Giove alimenta il nostro incessante desiderio di crescita, diventando l’occhio che si espande, che vede più lontano, che desidera ardentemente. Non è semplicemente il pianeta della fortuna, come comunemente si crede – e del resto, cosa significa davvero la fortuna? – bensì un principio attivo che opera sul terreno che trova, trasformandolo con la forza della fiducia, del coraggio e dell’impegno. Non è il dispensatore di miracoli o di eventi casuali, ma il catalizzatore di quei processi che, se coltivati con consapevolezza, ci conducono verso le conquiste autentiche del nostro cammino evolutivo.

Attraverso il suo influsso, possiamo rendere possibili i nostri desideri, stimolando e supportando la realizzazione di progetti che rispecchiano la nostra natura più profonda. Giove è crescita e dilatazione, è sicurezza che nasce dalla fede e dalla fiducia, è ottimismo che illumina anche i momenti più bui. È filosofia di vita, quel sistema di valori e significati che ci orienta nel labirinto dell’esistenza.

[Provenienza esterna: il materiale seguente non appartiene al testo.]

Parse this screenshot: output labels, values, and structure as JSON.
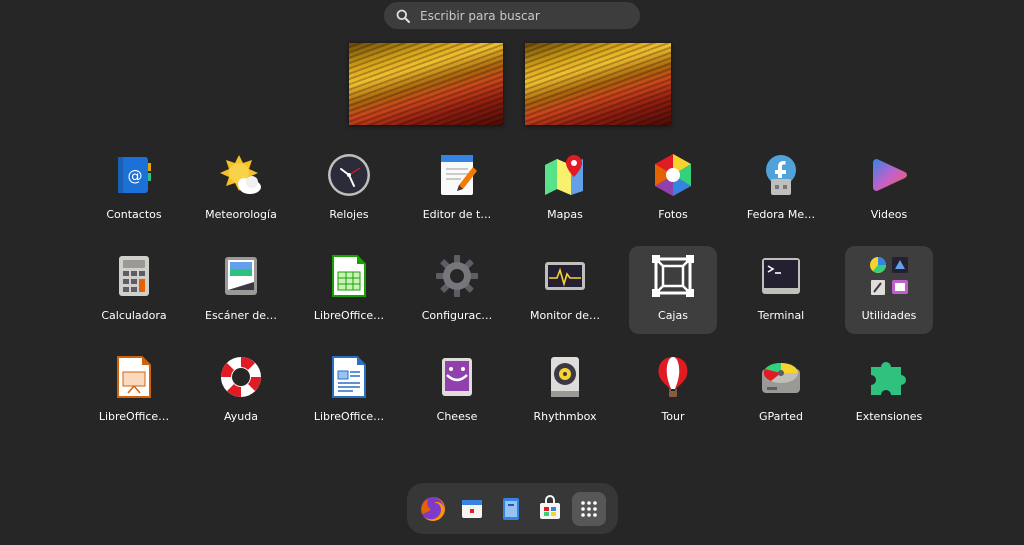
{
  "search": {
    "placeholder": "Escribir para buscar",
    "icon": "search-icon"
  },
  "workspaces": [
    "workspace-1",
    "workspace-2"
  ],
  "apps": [
    {
      "label": "Contactos",
      "icon": "contacts-icon"
    },
    {
      "label": "Meteorología",
      "icon": "weather-icon"
    },
    {
      "label": "Relojes",
      "icon": "clock-icon"
    },
    {
      "label": "Editor de t…",
      "icon": "text-editor-icon"
    },
    {
      "label": "Mapas",
      "icon": "maps-icon"
    },
    {
      "label": "Fotos",
      "icon": "photos-icon"
    },
    {
      "label": "Fedora Me…",
      "icon": "fedora-media-writer-icon"
    },
    {
      "label": "Videos",
      "icon": "videos-icon"
    },
    {
      "label": "Calculadora",
      "icon": "calculator-icon"
    },
    {
      "label": "Escáner de…",
      "icon": "scanner-icon"
    },
    {
      "label": "LibreOffice…",
      "icon": "libreoffice-calc-icon"
    },
    {
      "label": "Configurac…",
      "icon": "settings-gear-icon"
    },
    {
      "label": "Monitor de…",
      "icon": "system-monitor-icon"
    },
    {
      "label": "Cajas",
      "icon": "boxes-icon"
    },
    {
      "label": "Terminal",
      "icon": "terminal-icon"
    },
    {
      "label": "Utilidades",
      "icon": "utilities-folder-icon"
    },
    {
      "label": "LibreOffice…",
      "icon": "libreoffice-impress-icon"
    },
    {
      "label": "Ayuda",
      "icon": "help-lifebuoy-icon"
    },
    {
      "label": "LibreOffice…",
      "icon": "libreoffice-writer-icon"
    },
    {
      "label": "Cheese",
      "icon": "cheese-icon"
    },
    {
      "label": "Rhythmbox",
      "icon": "rhythmbox-icon"
    },
    {
      "label": "Tour",
      "icon": "tour-balloon-icon"
    },
    {
      "label": "GParted",
      "icon": "gparted-icon"
    },
    {
      "label": "Extensiones",
      "icon": "extensions-puzzle-icon"
    }
  ],
  "dock": [
    "firefox-icon",
    "calendar-icon",
    "files-icon",
    "software-icon",
    "app-grid-icon"
  ],
  "colors": {
    "background": "#262626",
    "selected_tile": "#3e3e3e",
    "dock": "#373737",
    "accent_blue": "#3584e4"
  }
}
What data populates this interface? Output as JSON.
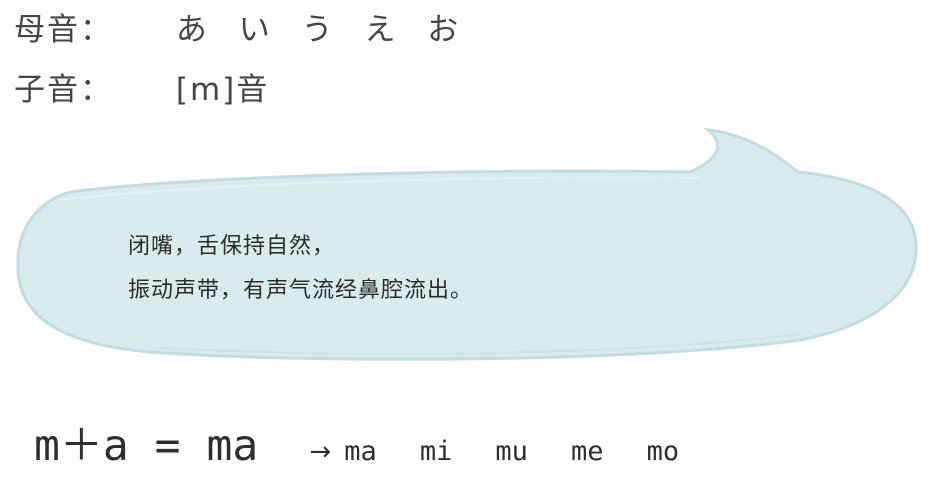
{
  "vowels": {
    "label": "母音：",
    "kana": [
      "あ",
      "い",
      "う",
      "え",
      "お"
    ]
  },
  "consonant": {
    "label": "子音：",
    "value": "[m]音"
  },
  "bubble": {
    "line1": "闭嘴，舌保持自然，",
    "line2": "振动声带，有声气流经鼻腔流出。",
    "fill_color": "#daebee",
    "edge_color": "#c2dce2"
  },
  "formula": {
    "equation": "m＋a = ma",
    "arrow": "→",
    "syllables": [
      "ma",
      "mi",
      "mu",
      "me",
      "mo"
    ]
  }
}
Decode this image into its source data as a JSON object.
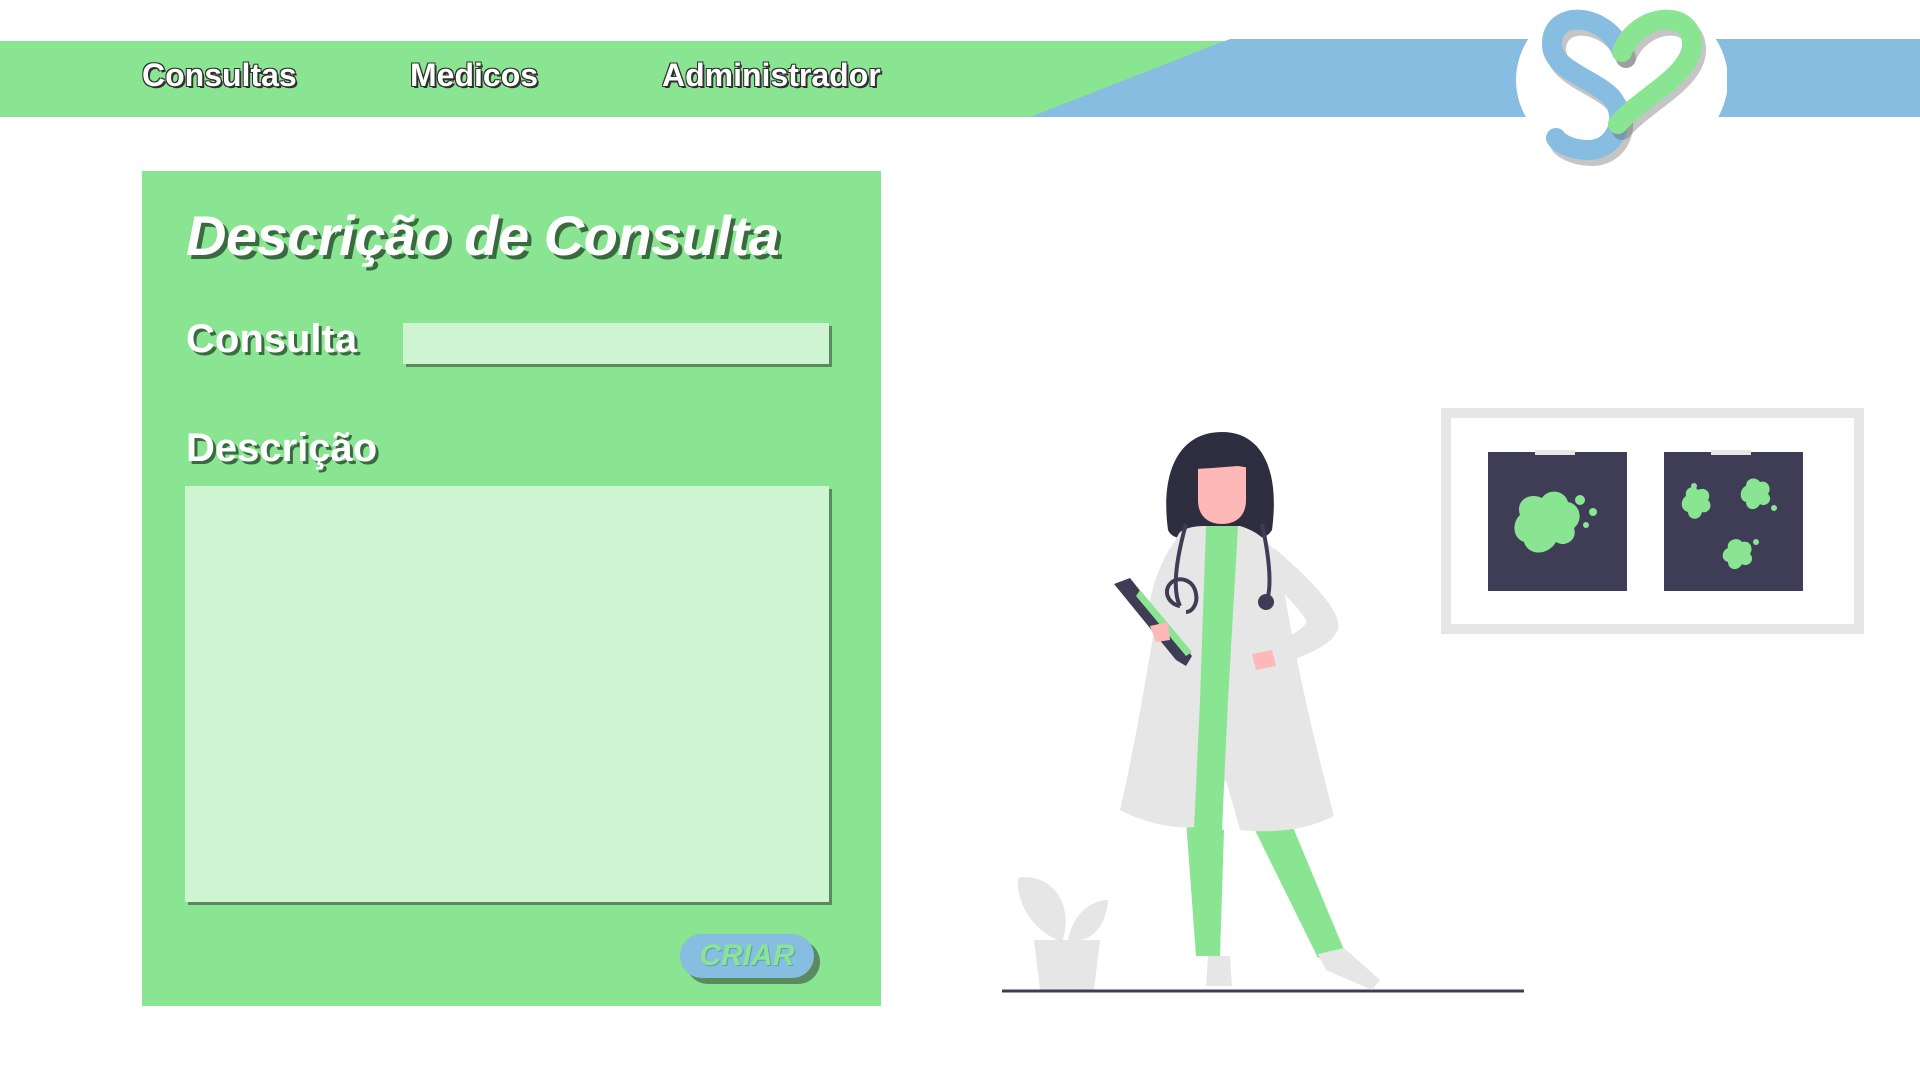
{
  "nav": {
    "items": [
      {
        "label": "Consultas"
      },
      {
        "label": "Medicos"
      },
      {
        "label": "Administrador"
      }
    ]
  },
  "logo": {
    "icon": "heart-s-logo-icon"
  },
  "form": {
    "title": "Descrição de  Consulta",
    "consulta_label": "Consulta",
    "consulta_value": "",
    "descricao_label": "Descrição",
    "descricao_value": "",
    "submit_label": "CRIAR"
  },
  "illustration": {
    "icon": "doctor-with-xray-illustration"
  },
  "colors": {
    "green": "#89e592",
    "light_green": "#cff4d2",
    "blue": "#86bde0",
    "dark": "#3f3d56",
    "gray": "#e6e6e6"
  }
}
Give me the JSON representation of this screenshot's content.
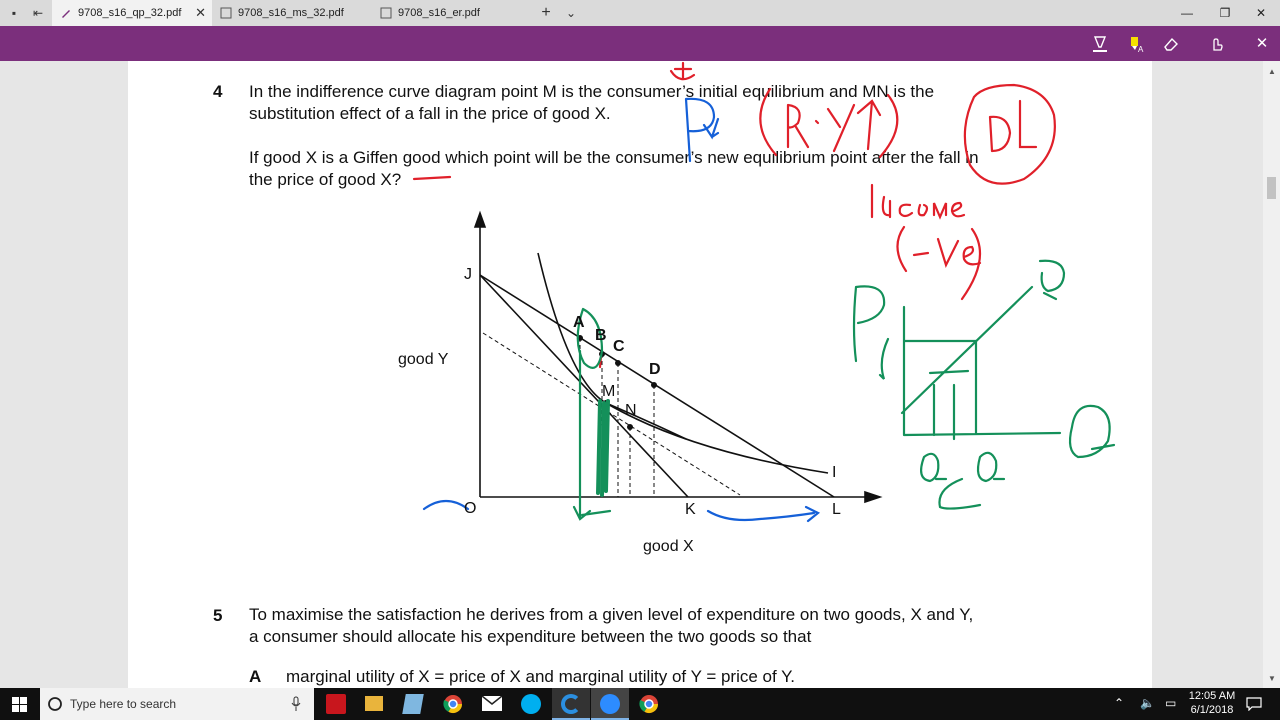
{
  "browser": {
    "tabs": [
      {
        "title": "9708_s16_qp_32.pdf",
        "active": true
      },
      {
        "title": "9708_s16_ms_32.pdf",
        "active": false
      },
      {
        "title": "9708_s16_er.pdf",
        "active": false
      }
    ],
    "new_tab_glyph": "+",
    "tab_menu_glyph": "⌄"
  },
  "window_controls": {
    "minimize": "—",
    "restore": "❐",
    "close": "✕"
  },
  "ink_toolbar": {
    "tools": [
      "ballpoint-pen-icon",
      "highlighter-icon",
      "eraser-icon",
      "touch-writing-icon"
    ],
    "close": "✕",
    "color": "#7b2f7c"
  },
  "document": {
    "q4": {
      "number": "4",
      "line1": "In the indifference curve diagram point M is the consumer’s initial equilibrium and MN is the",
      "line2": "substitution effect of a fall in the price of good X.",
      "line3": "If good X is a Giffen good which point will be the consumer’s new equilibrium point after the fall in",
      "line4": "the price of good X?",
      "diagram": {
        "points": [
          "J",
          "A",
          "B",
          "C",
          "D",
          "M",
          "N",
          "I",
          "O",
          "K",
          "L"
        ],
        "y_label": "good Y",
        "x_label": "good X"
      }
    },
    "q5": {
      "number": "5",
      "line1": "To maximise the satisfaction he derives from a given level of expenditure on two goods, X and Y,",
      "line2": "a consumer should allocate his expenditure between the two goods so that",
      "optA_letter": "A",
      "optA_text": "marginal utility of X = price of X and marginal utility of Y = price of Y."
    }
  },
  "annotations": {
    "red_plus": "+",
    "blue_px": "Px",
    "red_ry": "(R·Y↑)",
    "red_d": "(D↓)",
    "red_income": "income",
    "red_ve": "(-ve)",
    "green_p": "P",
    "green_d": "D",
    "green_q_right": "Q",
    "green_q_left": "Q",
    "green_q_mid": "Q",
    "ink_colors": {
      "red": "#e0202a",
      "blue": "#1560d8",
      "green": "#14905a"
    }
  },
  "taskbar": {
    "search_placeholder": "Type here to search",
    "apps": [
      "acrobat-icon",
      "file-explorer-icon",
      "notepad-icon",
      "chrome-icon",
      "mail-icon",
      "skype-icon",
      "edge-icon",
      "zoom-icon",
      "chrome-icon-2"
    ],
    "time": "12:05 AM",
    "date": "6/1/2018"
  }
}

E infine, Giove è vocazione, quella chiamata interiore verso ciò per cui siamo nati, verso la strada che il nostro spirito naturalmente tende a percorrere, il cammino in cui possiamo esprimere pienamente il nostro potenziale e realizzare la nostra missione più autentica.

Giove, il pianeta più grande dello zodiaco che vede in grande, e fa di tre cespugli un bosco e di tre uomini che parlano un movimento. E per fare questo bisogna guardare lontano. E soprattutto avere “fede”.

E Giove ha fede. Prima ama e crede. Poi conosce.